Denis Dyack, who founded Silicon Knights in St. Catharines in 1992, agrees with Gray and says Ontario has squandered some of its early promise in video games. If there was any upside to Gray Matter's implosion, it's that the provincial government finally took notice of the potential industry right under its nose, he says.

"We were lucky enough to get the ear of the government and talk to them about why we should grow this industry, and they listened," Dyack says.

Ontario has recently started to offer video game companies the same kinds of incentives found in British Columbia — the province last year gave France's Ubisoft $263-million in tax cuts and subsidies to open a studio in Toronto, which the company says will create 800 jobs over the next 10 years.

Many in Ontario's industry expect the province will finally see the same sort of growth that British Columbia did.

"We're going to see some positive things happen in Ontario now," says Dyack. "It's only a matter of time."

A matter of culture

Subsidies were the name of the game in Quebec, which is now challenging B.C. as the nation's largest video game employer. The provincial government kick-started the industry in 1997 by luring Ubisoft to Montreal with hundreds of millions of dollars in incentives. Ubisoft now employs more than 2,000 people in the province.
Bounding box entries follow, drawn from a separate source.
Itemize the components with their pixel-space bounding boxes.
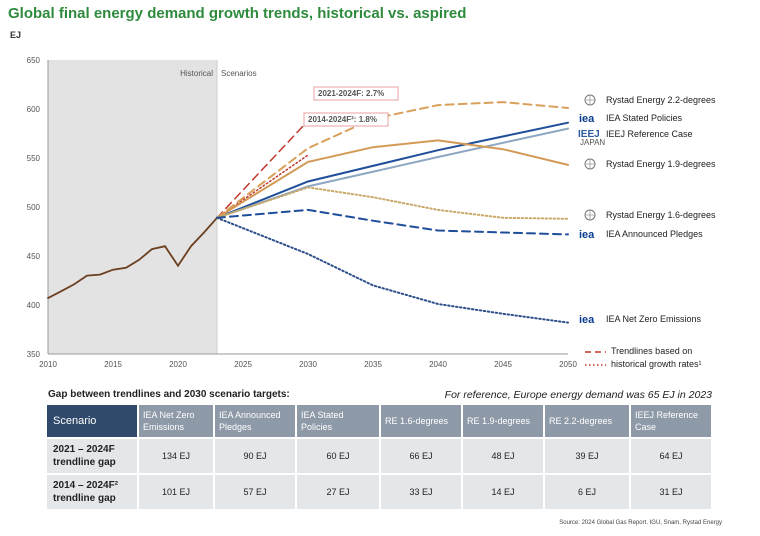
- table-cell: 33 EJ: [381, 473, 463, 509]
- table-cell: 66 EJ: [381, 437, 463, 473]
- iea-logo-icon: iea: [579, 229, 595, 241]
- y-tick-label: 650: [27, 56, 41, 65]
- x-tick-label: 2010: [39, 360, 57, 369]
- annotation-box: [303, 112, 389, 127]
- table-cell: 57 EJ: [215, 473, 297, 509]
- annotation-box: [313, 86, 399, 101]
- legend-label: Rystad Energy 1.9-degrees: [606, 159, 716, 169]
- table-cell: 31 EJ: [631, 473, 713, 509]
- series-ieej-reference-case-line: [216, 127, 569, 219]
- table-cell: 14 EJ: [463, 473, 545, 509]
- x-tick-label: 2030: [299, 360, 317, 369]
- legend-label: IEEJ Reference Case: [606, 129, 693, 139]
- row-label: 2014 – 2024F² trendline gap: [47, 473, 139, 509]
- header-re-19: RE 1.9-degrees: [463, 405, 545, 437]
- x-tick-label: 2045: [494, 360, 512, 369]
- rystad-logo-mark: [585, 159, 595, 169]
- table-cell: 134 EJ: [139, 437, 215, 473]
- x-tick-label: 2050: [559, 360, 577, 369]
- historical-label: Historical: [180, 69, 213, 78]
- table-cell: 64 EJ: [631, 437, 713, 473]
- x-tick-label: 2035: [364, 360, 382, 369]
- series-rystad-energy-1-6-degrees-line: [216, 186, 569, 220]
- series-rystad-energy-1-9-degrees-line: [216, 139, 569, 219]
- table-cell: 6 EJ: [545, 473, 631, 509]
- gap-table: Scenario IEA Net Zero Emissions IEA Anno…: [47, 405, 713, 509]
- row-label-line1: 2021 – 2024F: [53, 444, 115, 455]
- series-iea-stated-policies-line: [216, 121, 569, 219]
- iea-logo-icon: iea: [579, 314, 595, 326]
- legend-label: IEA Net Zero Emissions: [606, 314, 702, 324]
- row-label-line2: trendline gap: [53, 493, 116, 504]
- series-iea-net-zero-emissions-line: [216, 216, 569, 324]
- header-iea-steps: IEA Stated Policies: [297, 405, 381, 437]
- europe-reference-note: For reference, Europe energy demand was …: [444, 389, 712, 401]
- energy-demand-chart: Historical Scenarios 350 400 450 500 550 600 650…: [27, 56, 716, 369]
- y-tick-label: 550: [27, 154, 41, 163]
- historical-region: [48, 60, 217, 354]
- x-tick-label: 2040: [429, 360, 447, 369]
- rystad-logo-mark: [585, 95, 595, 105]
- table-cell: 90 EJ: [215, 437, 297, 473]
- series-historical-line: [47, 216, 218, 299]
- trend-annotation: 2014-2024F²: 1.8%: [308, 115, 377, 124]
- gap-table-title: Gap between trendlines and 2030 scenario…: [48, 389, 290, 400]
- legend-label: IEA Announced Pledges: [606, 229, 703, 239]
- ieej-logo-icon: IEEJ: [578, 129, 600, 140]
- legend-label: IEA Stated Policies: [606, 113, 683, 123]
- y-axis-unit: EJ: [10, 30, 22, 40]
- table-cell: 48 EJ: [463, 437, 545, 473]
- y-tick-label: 600: [27, 105, 41, 114]
- gap-table-header-row: Scenario IEA Net Zero Emissions IEA Anno…: [47, 405, 713, 437]
- row-label-line1: 2014 – 2024F²: [53, 480, 119, 491]
- y-tick-label: 500: [27, 203, 41, 212]
- legend-label: Rystad Energy 2.2-degrees: [606, 95, 716, 105]
- table-row: 2014 – 2024F² trendline gap 101 EJ 57 EJ …: [47, 473, 713, 509]
- ieej-logo-sub: JAPAN: [580, 138, 605, 147]
- iea-logo-icon: iea: [579, 113, 595, 125]
- legend-label: Rystad Energy 1.6-degrees: [606, 210, 716, 220]
- header-re-16: RE 1.6-degrees: [381, 405, 463, 437]
- series-rystad-energy-2-2-degrees-line: [216, 101, 569, 219]
- trend-legend-label: historical growth rates¹: [611, 359, 702, 369]
- table-cell: 101 EJ: [139, 473, 215, 509]
- table-cell: 27 EJ: [297, 473, 381, 509]
- x-tick-label: 2020: [169, 360, 187, 369]
- trend-legend-label: Trendlines based on: [611, 346, 692, 356]
- row-label-line2: trendline gap: [53, 457, 116, 468]
- x-tick-label: 2015: [104, 360, 122, 369]
- header-iea-nze: IEA Net Zero Emissions: [139, 405, 215, 437]
- row-label: 2021 – 2024F trendline gap: [47, 437, 139, 473]
- table-cell: 39 EJ: [545, 437, 631, 473]
- x-tick-label: 2025: [234, 360, 252, 369]
- chart-title: Global final energy demand growth trends…: [8, 5, 467, 22]
- series-trend_2021-line: [216, 120, 309, 219]
- source-note: Source: 2024 Global Gas Report. IGU, Sna…: [559, 520, 722, 526]
- y-tick-label: 450: [27, 252, 41, 261]
- y-tick-label: 400: [27, 301, 41, 310]
- header-ieej: IEEJ Reference Case: [631, 405, 713, 437]
- table-row: 2021 – 2024F trendline gap 134 EJ 90 EJ 6…: [47, 437, 713, 473]
- y-tick-label: 350: [27, 350, 41, 359]
- rystad-logo-mark: [585, 210, 595, 220]
- header-iea-aps: IEA Announced Pledges: [215, 405, 297, 437]
- series-trend_2014-line: [216, 154, 309, 219]
- scenarios-label: Scenarios: [221, 69, 257, 78]
- trend-annotation: 2021-2024F: 2.7%: [318, 89, 384, 98]
- series-iea-announced-pledges-line: [216, 208, 569, 236]
- header-scenario: Scenario: [47, 405, 139, 437]
- header-re-22: RE 2.2-degrees: [545, 405, 631, 437]
- table-cell: 60 EJ: [297, 437, 381, 473]
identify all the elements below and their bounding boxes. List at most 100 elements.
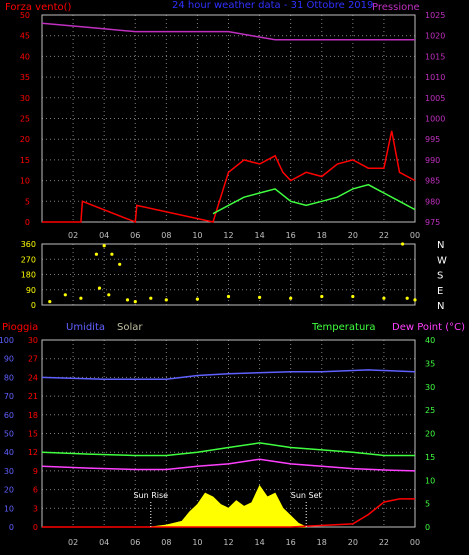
pressure-y-tick: 990 [425, 156, 440, 165]
wind-y-tick: 0 [25, 218, 30, 227]
direction-y-tick: 0 [31, 301, 36, 310]
wind-y-tick: 45 [20, 32, 30, 41]
sun-rise-label: Sun Rise [133, 491, 168, 500]
temperature-line [41, 442, 415, 457]
bottom-x-tick: 14 [254, 538, 264, 547]
rain-line [42, 498, 415, 528]
wind-y-tick: 35 [20, 73, 30, 82]
wind-y-tick: 15 [20, 156, 30, 165]
direction-point [258, 295, 262, 299]
temp-y-tick: 40 [425, 336, 435, 345]
direction-point [195, 297, 199, 301]
wind-y-tick: 5 [25, 197, 30, 206]
rain-y-tick: 24 [28, 373, 38, 382]
wind-y-tick: 30 [20, 94, 30, 103]
rain-y-tick: 21 [28, 392, 38, 401]
top-x-tick: 10 [192, 231, 202, 240]
bottom-x-tick: 22 [379, 538, 389, 547]
top-x-tick: 20 [348, 231, 358, 240]
direction-y-tick: 90 [26, 286, 36, 295]
rain-y-tick: 15 [28, 430, 38, 439]
humidity-line [41, 369, 416, 381]
direction-point [133, 300, 137, 304]
dew-point-line [41, 458, 416, 472]
bottom-x-tick: 02 [68, 538, 78, 547]
humidity-y-tick: 20 [4, 486, 14, 495]
direction-y-tick: 180 [21, 271, 36, 280]
pressure-y-tick: 1020 [425, 32, 445, 41]
direction-point [413, 298, 417, 302]
top-x-tick: 16 [286, 231, 296, 240]
direction-point [97, 286, 102, 290]
compass-label: S [437, 271, 443, 282]
humidity-y-tick: 30 [4, 467, 14, 476]
pressure-y-tick: 1015 [425, 52, 445, 61]
top-x-tick: 08 [161, 231, 171, 240]
pressure-y-tick: 1010 [425, 73, 445, 82]
wind-y-tick: 10 [20, 177, 30, 186]
temperature-label: Temperatura [311, 322, 376, 333]
bottom-x-tick: 18 [317, 538, 327, 547]
sun-set-label: Sun Set [291, 491, 322, 500]
humidity-y-tick: 10 [4, 504, 14, 513]
compass-label: N [437, 301, 444, 312]
rain-y-tick: 9 [33, 467, 38, 476]
direction-point [94, 252, 98, 256]
direction-point [107, 293, 111, 297]
bottom-x-tick: 20 [348, 538, 358, 547]
solar-label: Solar [117, 322, 143, 333]
bottom-x-tick: 04 [99, 538, 109, 547]
chart-marks: 0510152025303540455097598098599099510001… [0, 11, 447, 547]
humidity-y-tick: 70 [4, 392, 14, 401]
bottom-x-tick: 16 [286, 538, 296, 547]
solar-area [150, 484, 307, 528]
direction-point [48, 300, 52, 304]
direction-y-tick: 360 [21, 240, 36, 249]
top-x-tick: 02 [68, 231, 78, 240]
direction-point [102, 244, 106, 248]
direction-point [351, 294, 355, 299]
humidity-y-tick: 60 [4, 411, 14, 420]
pressure-line [41, 22, 415, 41]
top-x-tick: 12 [223, 231, 233, 240]
direction-point [79, 296, 83, 300]
top-x-tick: 22 [379, 231, 389, 240]
wind-axis-label: Forza vento() [5, 2, 72, 13]
humidity-y-tick: 80 [4, 373, 14, 382]
humidity-y-tick: 100 [0, 336, 14, 345]
bottom-x-tick: 00 [410, 538, 420, 547]
rain-y-tick: 3 [33, 504, 38, 513]
rain-y-tick: 6 [33, 486, 38, 495]
top-x-tick: 00 [410, 231, 420, 240]
bottom-x-tick: 10 [192, 538, 202, 547]
pressure-y-tick: 1000 [425, 115, 445, 124]
direction-point [382, 296, 386, 300]
rain-y-tick: 27 [28, 355, 38, 364]
top-panel-frame [41, 14, 416, 223]
pressure-axis-label: Pressione [372, 2, 420, 13]
humidity-y-tick: 50 [4, 430, 14, 439]
rain-y-tick: 30 [28, 336, 38, 345]
top-x-tick: 04 [99, 231, 109, 240]
direction-point [405, 296, 409, 300]
top-x-tick: 06 [130, 231, 140, 240]
bottom-x-tick: 08 [161, 538, 171, 547]
direction-point [164, 298, 168, 302]
compass-label: N [437, 240, 444, 251]
direction-point [320, 294, 324, 299]
humidity-y-tick: 90 [4, 355, 14, 364]
direction-point [289, 296, 293, 300]
direction-point [401, 242, 405, 246]
temp-y-tick: 20 [425, 430, 435, 439]
direction-point [118, 262, 122, 266]
wind-y-tick: 25 [20, 115, 30, 124]
chart-title: 24 hour weather data - 31 Ottobre 2019 [172, 0, 373, 11]
temp-y-tick: 0 [425, 523, 430, 532]
pressure-y-tick: 975 [425, 218, 440, 227]
temp-y-tick: 25 [425, 406, 435, 415]
direction-point [149, 296, 153, 300]
rain-y-tick: 18 [28, 411, 38, 420]
pressure-y-tick: 985 [425, 177, 440, 186]
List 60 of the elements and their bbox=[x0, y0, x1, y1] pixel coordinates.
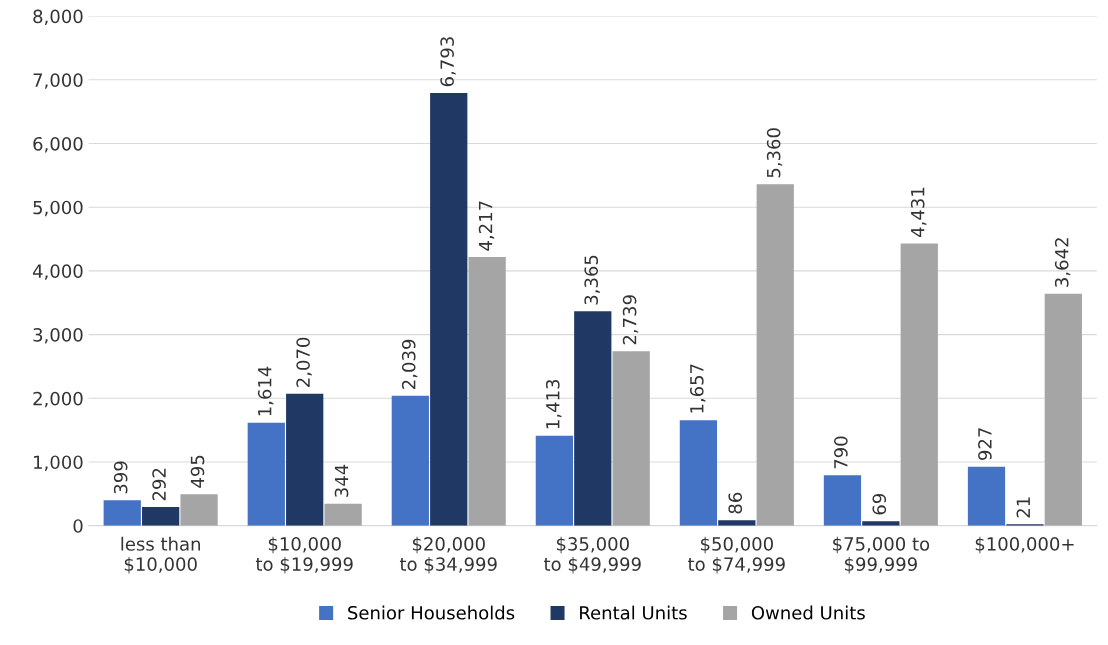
bar bbox=[718, 520, 756, 526]
data-label: 399 bbox=[113, 461, 128, 494]
x-tick-label: $50,000 to $74,999 bbox=[688, 536, 785, 574]
x-tick-label: less than $10,000 bbox=[121, 536, 200, 574]
data-label: 4,217 bbox=[478, 201, 495, 251]
bar bbox=[823, 475, 862, 526]
data-label: 3,642 bbox=[1054, 238, 1071, 287]
x-tick-label: $75,000 to $99,999 bbox=[833, 536, 930, 574]
data-label: 2,070 bbox=[296, 337, 312, 387]
bar bbox=[862, 521, 900, 526]
bar bbox=[180, 494, 218, 526]
data-label: 1,413 bbox=[545, 379, 562, 429]
x-tick-label: $10,000 to $19,999 bbox=[255, 536, 353, 574]
y-tick-label: 4,000 bbox=[32, 264, 83, 280]
y-tick-label: 0 bbox=[73, 519, 83, 533]
bar bbox=[900, 243, 938, 526]
data-label: 6,793 bbox=[440, 37, 456, 87]
data-label: 4,431 bbox=[910, 187, 927, 238]
bar bbox=[324, 503, 362, 526]
data-label: 1,657 bbox=[689, 364, 706, 413]
y-tick-label: 5,000 bbox=[33, 200, 83, 217]
data-label: 790 bbox=[834, 436, 848, 469]
data-label: 927 bbox=[978, 428, 992, 460]
bar bbox=[430, 93, 468, 526]
x-tick-label: $100,000+ bbox=[975, 536, 1074, 554]
y-tick-label: 8,000 bbox=[33, 9, 83, 26]
bar bbox=[468, 257, 506, 526]
y-tick-label: 7,000 bbox=[33, 73, 83, 89]
data-label: 2,039 bbox=[401, 339, 418, 389]
y-tick-label: 2,000 bbox=[33, 391, 83, 408]
bar bbox=[391, 395, 429, 526]
bar bbox=[142, 507, 180, 526]
bar bbox=[1044, 293, 1082, 526]
data-label: 495 bbox=[190, 455, 205, 488]
x-tick-label: $20,000 to $34,999 bbox=[399, 536, 497, 574]
legend-label: Rental Units bbox=[580, 605, 687, 620]
bar bbox=[612, 351, 650, 526]
y-tick-label: 3,000 bbox=[33, 328, 83, 344]
data-label: 2,739 bbox=[622, 295, 639, 345]
bar bbox=[967, 466, 1006, 526]
y-tick-label: 6,000 bbox=[33, 136, 83, 153]
data-label: 292 bbox=[152, 468, 166, 501]
bar bbox=[247, 422, 285, 526]
bar bbox=[286, 393, 324, 526]
data-label: 344 bbox=[334, 464, 349, 497]
x-tick-label: $35,000 to $49,999 bbox=[544, 536, 641, 574]
bar bbox=[535, 435, 573, 526]
bar bbox=[103, 500, 141, 526]
legend-label: Owned Units bbox=[751, 605, 865, 620]
data-label: 5,360 bbox=[766, 128, 783, 178]
data-label: 3,365 bbox=[584, 255, 600, 305]
data-label: 69 bbox=[872, 494, 887, 515]
bar bbox=[756, 184, 794, 526]
y-tick-label: 1,000 bbox=[34, 455, 83, 471]
legend-label: Senior Households bbox=[348, 605, 515, 620]
bar bbox=[679, 420, 718, 526]
data-label: 21 bbox=[1016, 497, 1030, 518]
data-label: 1,614 bbox=[257, 366, 274, 416]
data-label: 86 bbox=[728, 492, 743, 514]
bar bbox=[574, 311, 612, 526]
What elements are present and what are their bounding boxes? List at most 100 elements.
As in Vancouver, the studio's presence helped create an ecosystem of support companies and design courses at local schools. That also attracted other big studios, with multinationals EA and Eidos following over the past few years, as well as Warner Bros. and THQ setting up shop this year.

Quebec as a whole now accounts for about 5,200 video game employees, or 37 per cent of the country's total.

Many observers say that unlike the largely organic growth that happened in British Columbia, the Quebec story never would have happened without the massive subsidies.

Nathalie Verge, senior adviser for corporate affairs at Ubisoft Montreal, says this is not necessarily the case. Montreal has long been a hotbed of culture and technology, so it's somewhat natural that the city found itself predisposed to video game design.

"To attract new technology companies, you try to find something that mixes well with your culture. That was the first spark," she says. "It grew not just because of incentives, but also because of talent and training and all the peripherals that surround our business."

It's an attitude that is shared by virtually everyone in the industry — that government assistance aside, there's something about Canadians that just makes them naturally adept at creating video games.

Ray Muzyka, who in 1995 founded BioWare in Edmonton with his friends Greg Zeschuk and Augustine Yip, said Canada benefits from many great universities and affordable access to education. Canada's multicultural nature also means Canadians are influenced not just by the United States, but Europe and Asia as well.

"We absorb those influences from all three directions while still being open," he says. "That affords an opportunity to make products that have worldwide appeal."

Bolton says it's Canada's richness of culture and fundamental freedoms that make the difference. He relates a story of how he was contacted a few years ago by a pair of teenagers in Iraq who had an idea for a video game.

Of course, they didn't have the means to produce it in their home country, so they ended up moving to Canada, where they now work for one of the big companies.

"As a general rule, Canadians are some of the most creative people in the world," Bolton says. "Look at Hollywood or the music industry — it kind of makes sense that we're going to produce some rock stars of the video game world, as it were."